On 'A Distant Dawn', the retro feel electronic opener will throw you as to what to expect next and 'Retake Mars!', after a gunfire sound-bite opener, expands into a punchy addictive grove punctuated with powerful vocal growls which dominate the track nicely and a second half solo lightens the dark mood whilst still maintaining the feel.

As well as the surprising cleans 'The Occident' has an exotic edge to the guitars in places, between the punchy pulsating riffing and is overlaid with haunting keyboards that sound like female vocals, a fascinating and hypnotic track.

spectral darkwaves

'Under Ebon Lash', also has an exotic eastern feel from the riffs and female vocal wails, a superb contrast against the rich vocal growls that despite their depth and rugged edge are surprisingly legible, the track is punctuated from midway on, with a great guitar work, in an otherwise darker slower second half with a great closing rally that takes you by surprise.

The opener to 'My Hand The Gravel' would fit well as the soundtrack to any horror suspense, it's evocative and dark, then you get a the second taste of those astonishing cleans which complement the harsh growls so well and this dark aspect is balanced by some hauntingly melancholic guitar work in the second half.

'At Midnight... Alchemy' is a superb, guitar led haunting mid album interlude.

The pulsating, punchy riffs return on 'Compound Vengeance', balanced with retro electronics and haunting backing vocals which may be electronically generated.

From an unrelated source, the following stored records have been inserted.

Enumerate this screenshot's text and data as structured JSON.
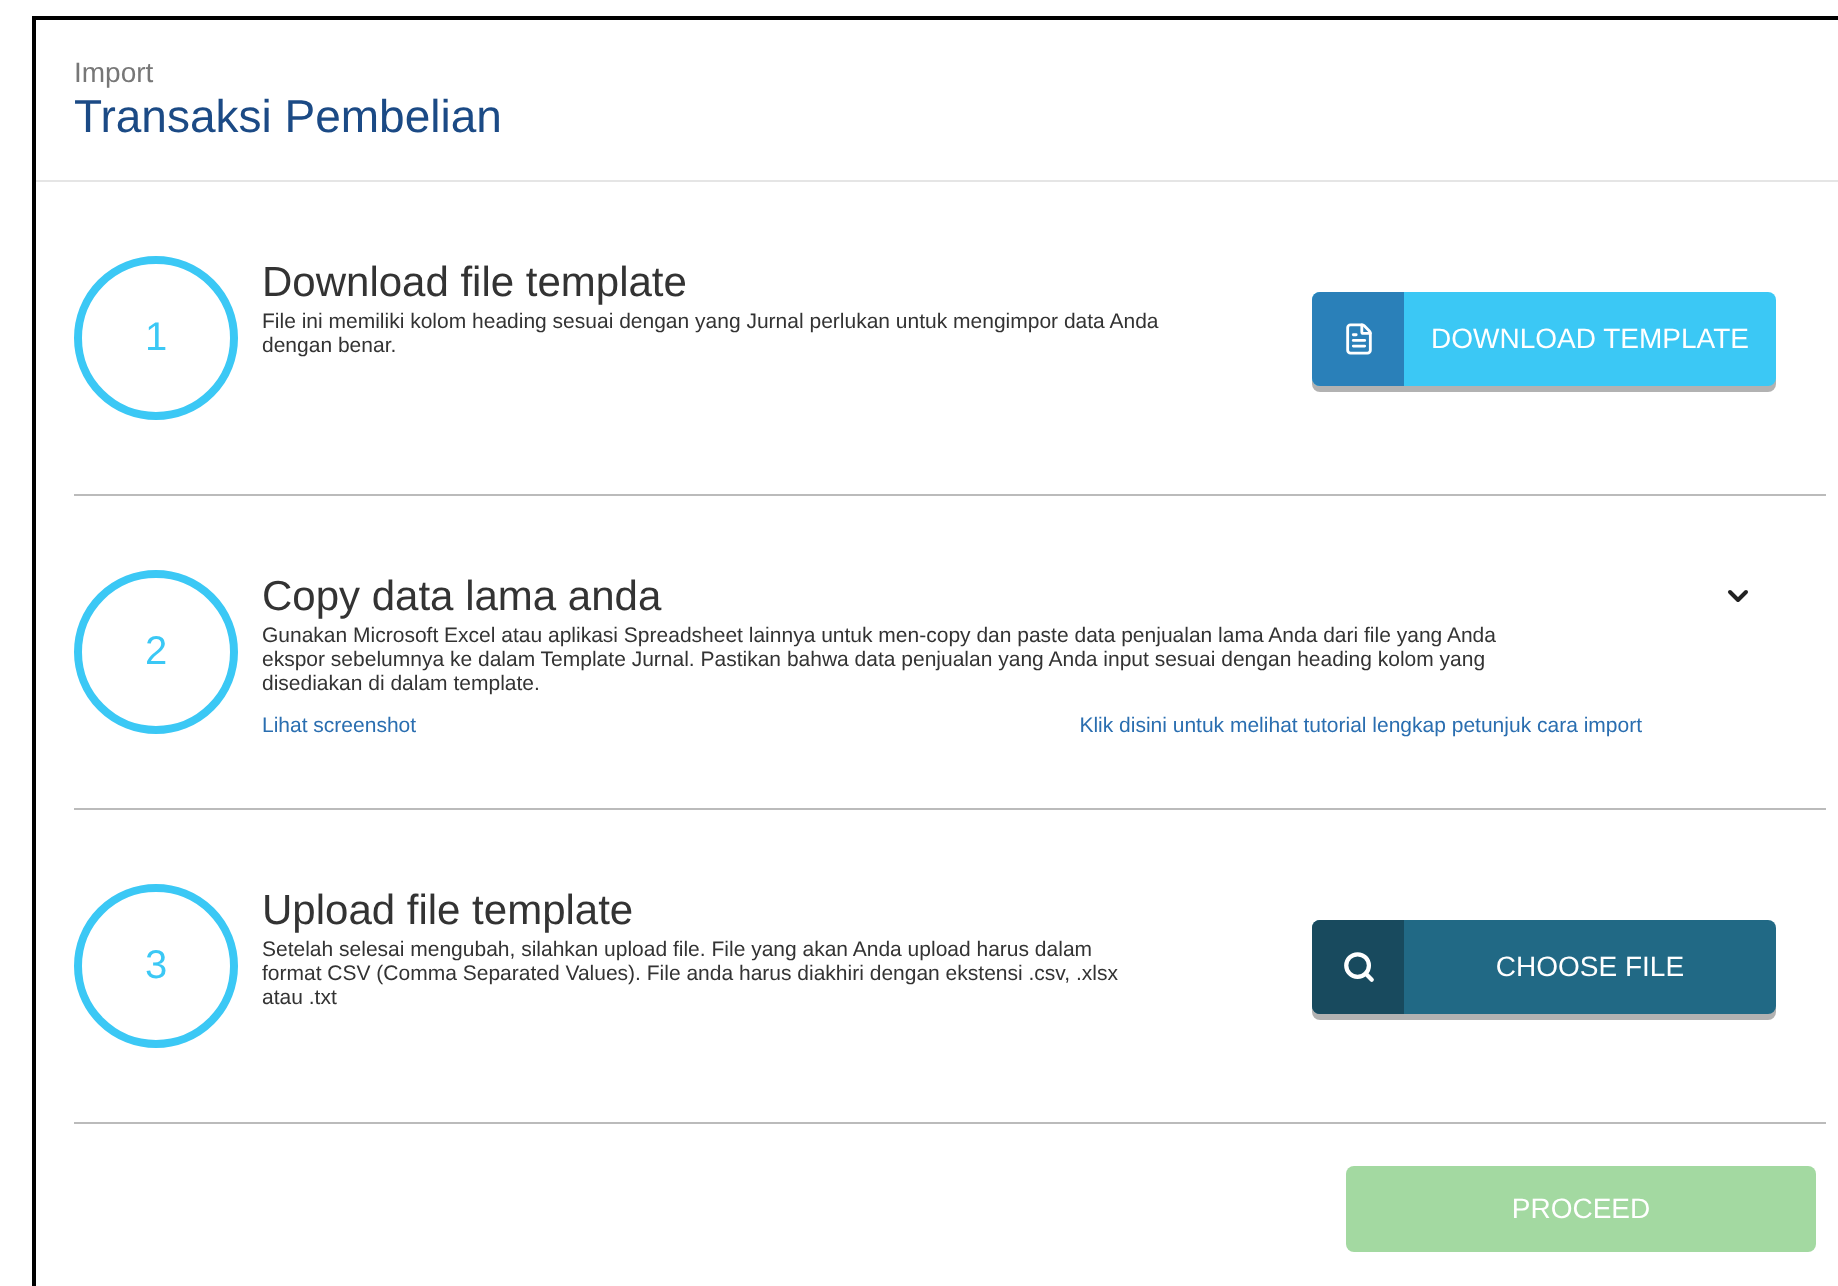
{
  "header": {
    "subtitle": "Import",
    "title": "Transaksi Pembelian"
  },
  "steps": [
    {
      "number": "1",
      "title": "Download file template",
      "description": "File ini memiliki kolom heading sesuai dengan yang Jurnal perlukan untuk mengimpor data Anda dengan benar.",
      "kind": "download",
      "button": {
        "label": "DOWNLOAD TEMPLATE"
      }
    },
    {
      "number": "2",
      "title": "Copy data lama anda",
      "description": "Gunakan Microsoft Excel atau aplikasi Spreadsheet lainnya untuk men-copy dan paste data penjualan lama Anda dari file yang Anda ekspor sebelumnya ke dalam Template Jurnal. Pastikan bahwa data penjualan yang Anda input sesuai dengan heading kolom yang disediakan di dalam template.",
      "kind": "links",
      "expanded": false,
      "links": [
        "Lihat screenshot",
        "Klik disini untuk melihat tutorial lengkap petunjuk cara import"
      ]
    },
    {
      "number": "3",
      "title": "Upload file template",
      "description": "Setelah selesai mengubah, silahkan upload file. File yang akan Anda upload harus dalam format CSV (Comma Separated Values). File anda harus diakhiri dengan ekstensi .csv, .xlsx atau .txt",
      "kind": "upload",
      "button": {
        "label": "CHOOSE FILE"
      }
    }
  ],
  "proceed": {
    "label": "PROCEED",
    "disabled": true
  }
}
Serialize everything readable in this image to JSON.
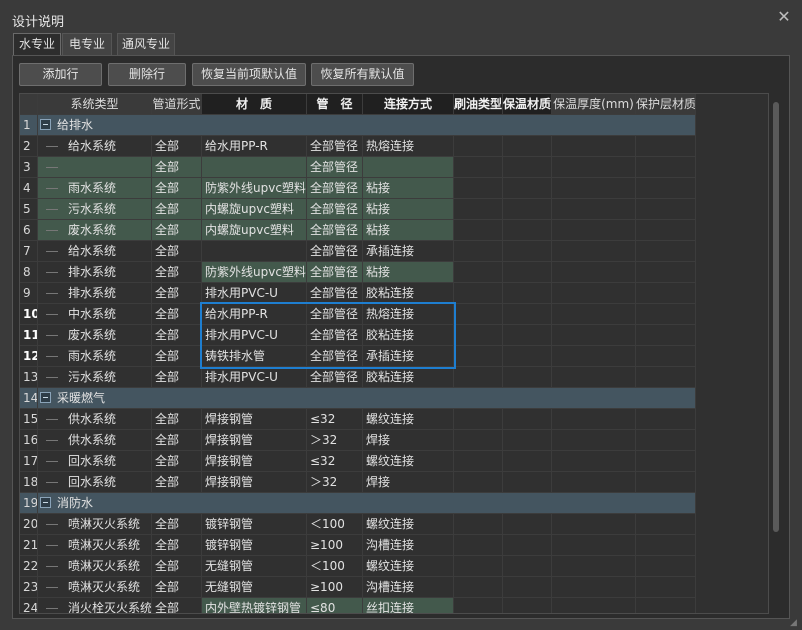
{
  "window": {
    "title": "设计说明",
    "close_glyph": "✕"
  },
  "tabs": [
    {
      "label": "水专业",
      "active": true
    },
    {
      "label": "电专业",
      "active": false
    },
    {
      "label": "通风专业",
      "active": false
    }
  ],
  "toolbar": {
    "add_label": "添加行",
    "delete_label": "删除行",
    "restore_current_label": "恢复当前项默认值",
    "restore_all_label": "恢复所有默认值"
  },
  "columns": [
    "系统类型",
    "管道形式",
    "材　质",
    "管　径",
    "连接方式",
    "刷油类型",
    "保温材质",
    "保温厚度(mm)",
    "保护层材质"
  ],
  "rows": [
    {
      "num": "1",
      "group": true,
      "name": "给排水"
    },
    {
      "num": "2",
      "cells": [
        "给水系统",
        "全部",
        "给水用PP-R",
        "全部管径",
        "热熔连接"
      ]
    },
    {
      "num": "3",
      "cells": [
        "",
        "全部",
        "",
        "全部管径",
        ""
      ]
    },
    {
      "num": "4",
      "cells": [
        "雨水系统",
        "全部",
        "防紫外线upvc塑料",
        "全部管径",
        "粘接"
      ]
    },
    {
      "num": "5",
      "cells": [
        "污水系统",
        "全部",
        "内螺旋upvc塑料",
        "全部管径",
        "粘接"
      ]
    },
    {
      "num": "6",
      "cells": [
        "废水系统",
        "全部",
        "内螺旋upvc塑料",
        "全部管径",
        "粘接"
      ]
    },
    {
      "num": "7",
      "cells": [
        "给水系统",
        "全部",
        "",
        "全部管径",
        "承插连接"
      ]
    },
    {
      "num": "8",
      "cells": [
        "排水系统",
        "全部",
        "防紫外线upvc塑料",
        "全部管径",
        "粘接"
      ]
    },
    {
      "num": "9",
      "cells": [
        "排水系统",
        "全部",
        "排水用PVC-U",
        "全部管径",
        "胶粘连接"
      ]
    },
    {
      "num": "10",
      "cells": [
        "中水系统",
        "全部",
        "给水用PP-R",
        "全部管径",
        "热熔连接"
      ]
    },
    {
      "num": "11",
      "cells": [
        "废水系统",
        "全部",
        "排水用PVC-U",
        "全部管径",
        "胶粘连接"
      ]
    },
    {
      "num": "12",
      "cells": [
        "雨水系统",
        "全部",
        "铸铁排水管",
        "全部管径",
        "承插连接"
      ]
    },
    {
      "num": "13",
      "cells": [
        "污水系统",
        "全部",
        "排水用PVC-U",
        "全部管径",
        "胶粘连接"
      ]
    },
    {
      "num": "14",
      "group": true,
      "name": "采暖燃气"
    },
    {
      "num": "15",
      "cells": [
        "供水系统",
        "全部",
        "焊接钢管",
        "≤32",
        "螺纹连接"
      ]
    },
    {
      "num": "16",
      "cells": [
        "供水系统",
        "全部",
        "焊接钢管",
        "＞32",
        "焊接"
      ]
    },
    {
      "num": "17",
      "cells": [
        "回水系统",
        "全部",
        "焊接钢管",
        "≤32",
        "螺纹连接"
      ]
    },
    {
      "num": "18",
      "cells": [
        "回水系统",
        "全部",
        "焊接钢管",
        "＞32",
        "焊接"
      ]
    },
    {
      "num": "19",
      "group": true,
      "name": "消防水"
    },
    {
      "num": "20",
      "cells": [
        "喷淋灭火系统",
        "全部",
        "镀锌钢管",
        "＜100",
        "螺纹连接"
      ]
    },
    {
      "num": "21",
      "cells": [
        "喷淋灭火系统",
        "全部",
        "镀锌钢管",
        "≥100",
        "沟槽连接"
      ]
    },
    {
      "num": "22",
      "cells": [
        "喷淋灭火系统",
        "全部",
        "无缝钢管",
        "＜100",
        "螺纹连接"
      ]
    },
    {
      "num": "23",
      "cells": [
        "喷淋灭火系统",
        "全部",
        "无缝钢管",
        "≥100",
        "沟槽连接"
      ]
    },
    {
      "num": "24",
      "cells": [
        "消火栓灭火系统",
        "全部",
        "内外壁热镀锌钢管",
        "≤80",
        "丝扣连接"
      ]
    }
  ]
}
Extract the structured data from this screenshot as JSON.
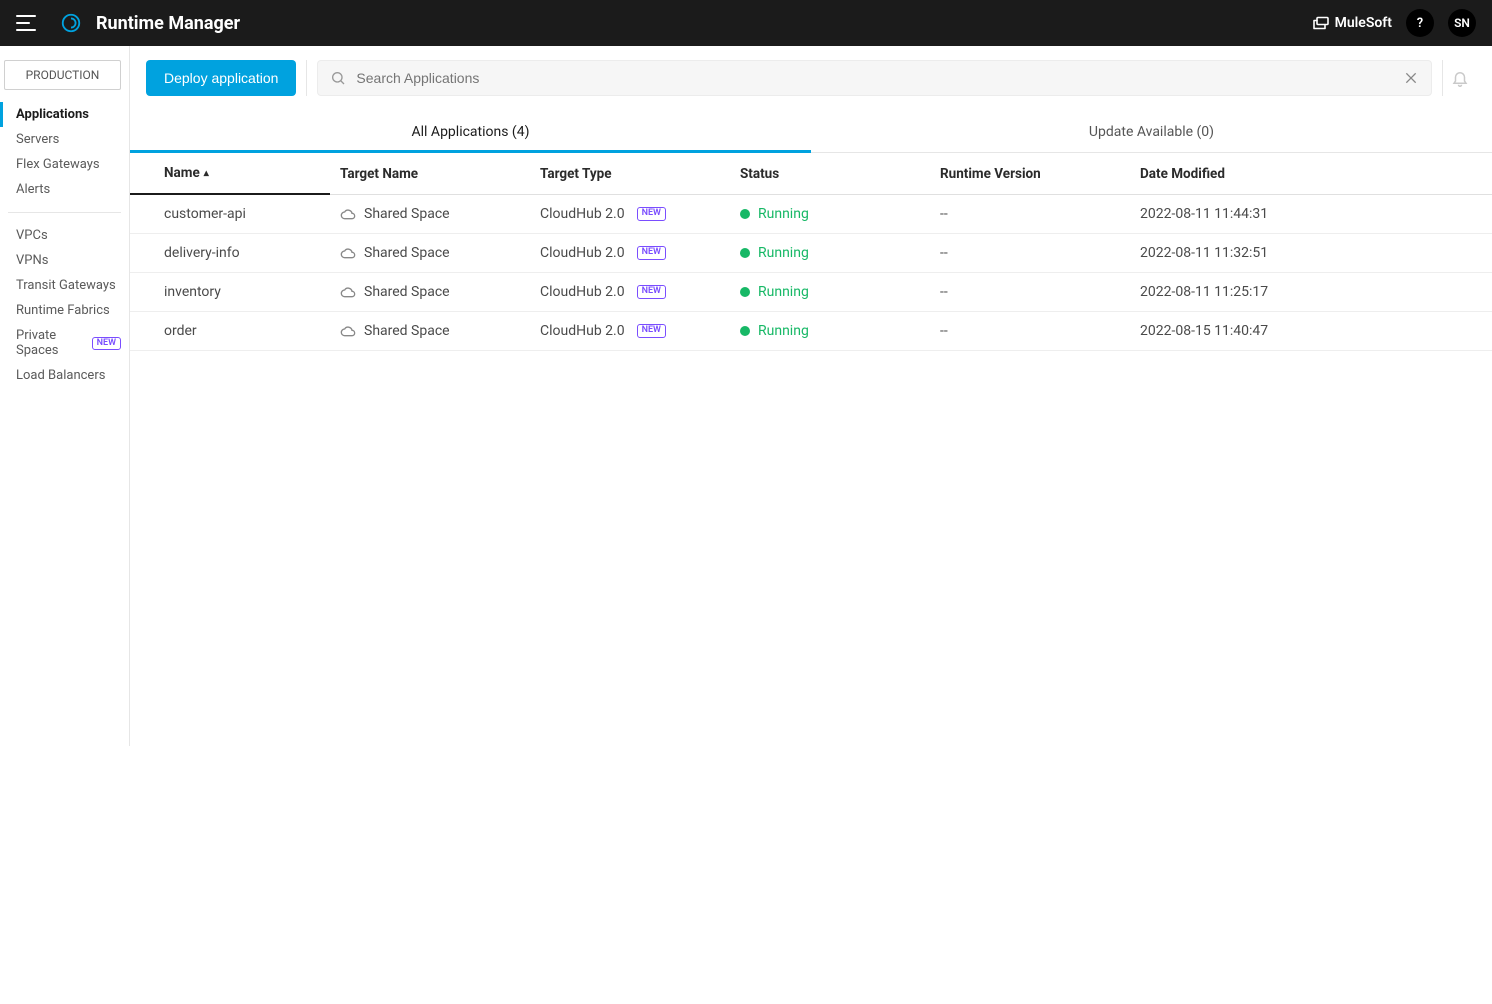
{
  "header": {
    "app_title": "Runtime Manager",
    "brand_label": "MuleSoft",
    "help_label": "?",
    "avatar_initials": "SN"
  },
  "sidebar": {
    "environment": "PRODUCTION",
    "items_top": [
      {
        "label": "Applications",
        "active": true
      },
      {
        "label": "Servers",
        "active": false
      },
      {
        "label": "Flex Gateways",
        "active": false
      },
      {
        "label": "Alerts",
        "active": false
      }
    ],
    "items_bottom": [
      {
        "label": "VPCs",
        "badge": ""
      },
      {
        "label": "VPNs",
        "badge": ""
      },
      {
        "label": "Transit Gateways",
        "badge": ""
      },
      {
        "label": "Runtime Fabrics",
        "badge": ""
      },
      {
        "label": "Private Spaces",
        "badge": "NEW"
      },
      {
        "label": "Load Balancers",
        "badge": ""
      }
    ]
  },
  "actions": {
    "deploy_label": "Deploy application",
    "search_placeholder": "Search Applications"
  },
  "tabs": {
    "all": {
      "label": "All Applications",
      "count": 4
    },
    "updates": {
      "label": "Update Available",
      "count": 0
    }
  },
  "table": {
    "columns": {
      "name": "Name",
      "target_name": "Target Name",
      "target_type": "Target Type",
      "status": "Status",
      "runtime_version": "Runtime Version",
      "date_modified": "Date Modified"
    },
    "type_badge": "NEW",
    "rows": [
      {
        "name": "customer-api",
        "target_name": "Shared Space",
        "target_type": "CloudHub 2.0",
        "status": "Running",
        "runtime_version": "--",
        "date_modified": "2022-08-11 11:44:31"
      },
      {
        "name": "delivery-info",
        "target_name": "Shared Space",
        "target_type": "CloudHub 2.0",
        "status": "Running",
        "runtime_version": "--",
        "date_modified": "2022-08-11 11:32:51"
      },
      {
        "name": "inventory",
        "target_name": "Shared Space",
        "target_type": "CloudHub 2.0",
        "status": "Running",
        "runtime_version": "--",
        "date_modified": "2022-08-11 11:25:17"
      },
      {
        "name": "order",
        "target_name": "Shared Space",
        "target_type": "CloudHub 2.0",
        "status": "Running",
        "runtime_version": "--",
        "date_modified": "2022-08-15 11:40:47"
      }
    ]
  },
  "colors": {
    "accent": "#00a2df",
    "status_running": "#17b866",
    "badge_purple": "#7a4dff"
  }
}
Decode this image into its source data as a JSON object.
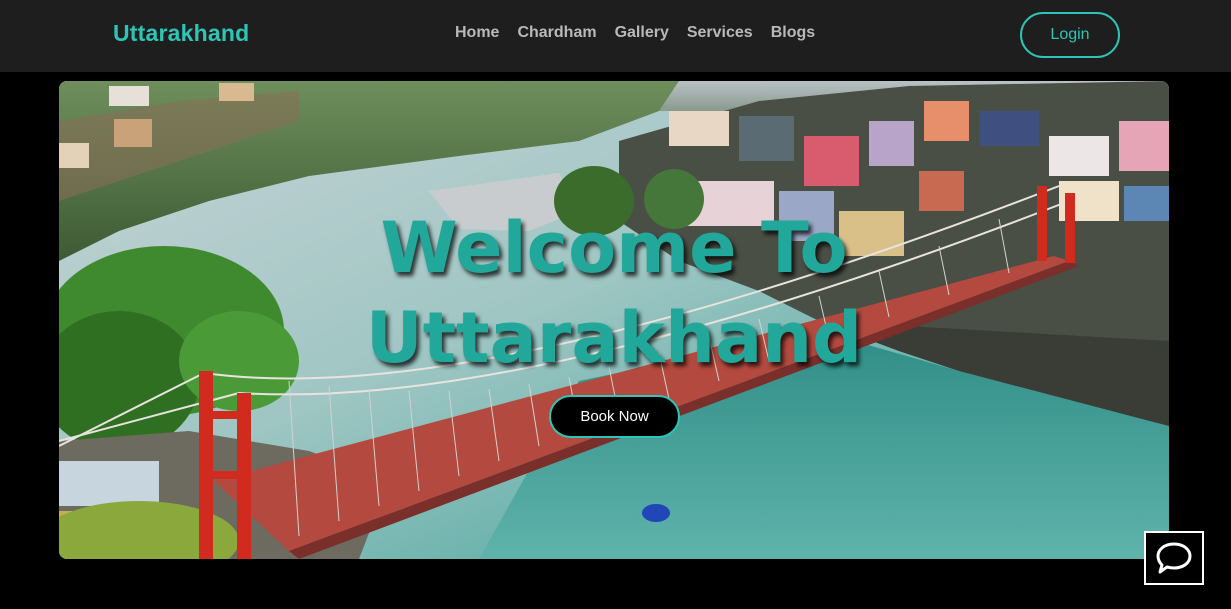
{
  "header": {
    "brand": "Uttarakhand",
    "nav": [
      {
        "label": "Home"
      },
      {
        "label": "Chardham"
      },
      {
        "label": "Gallery"
      },
      {
        "label": "Services"
      },
      {
        "label": "Blogs"
      }
    ],
    "login_label": "Login"
  },
  "hero": {
    "title_line1": "Welcome To",
    "title_line2": "Uttarakhand",
    "book_label": "Book Now",
    "image": "river-suspension-bridge-photo"
  },
  "chat": {
    "icon": "chat-bubble-icon"
  },
  "colors": {
    "accent": "#2ec4b6",
    "title": "#22a89a",
    "nav_bg": "#1e1e1e",
    "page_bg": "#000000",
    "nav_text": "#b9b9b9"
  }
}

Either way they are great and the result is both powerful and haunting. The second half becomes piano led, mellow and reflective but there is still that dark undercurrent, closing well with a sudden rise in tempo and pace.

'I Am Shadow' opens on a classic catchy repeat riff, chugging groove and repeat lyric along with those enigmatic harsh vocals, but the way it is interwoven with orchestration, keyboards and haunting backing vocals is what gives it such a unique feel.

Superb spiralling riffs and searing, brutal vocals dominate 'Mors Technica' with a haunting keyboards adding dark theatrical atmosphere. This album, in its entirety is very mentally visual.

Final and longest track 'To Feast On Milk And Oil' is slower and with dirtier riffing and I find myself being amazed again by not just the delivery of the harsh vocals but the powerful phrasing and intonation. There is also a great balance between female backing vocal wails, the exotic guitar elements and keyboards alongside the riffs and vocals, a powerful and compelling closing track.

'Last First Contact' was recorded over the course of two years and the level of time and care taken is very evident, an excellent and intriguingly unique first release.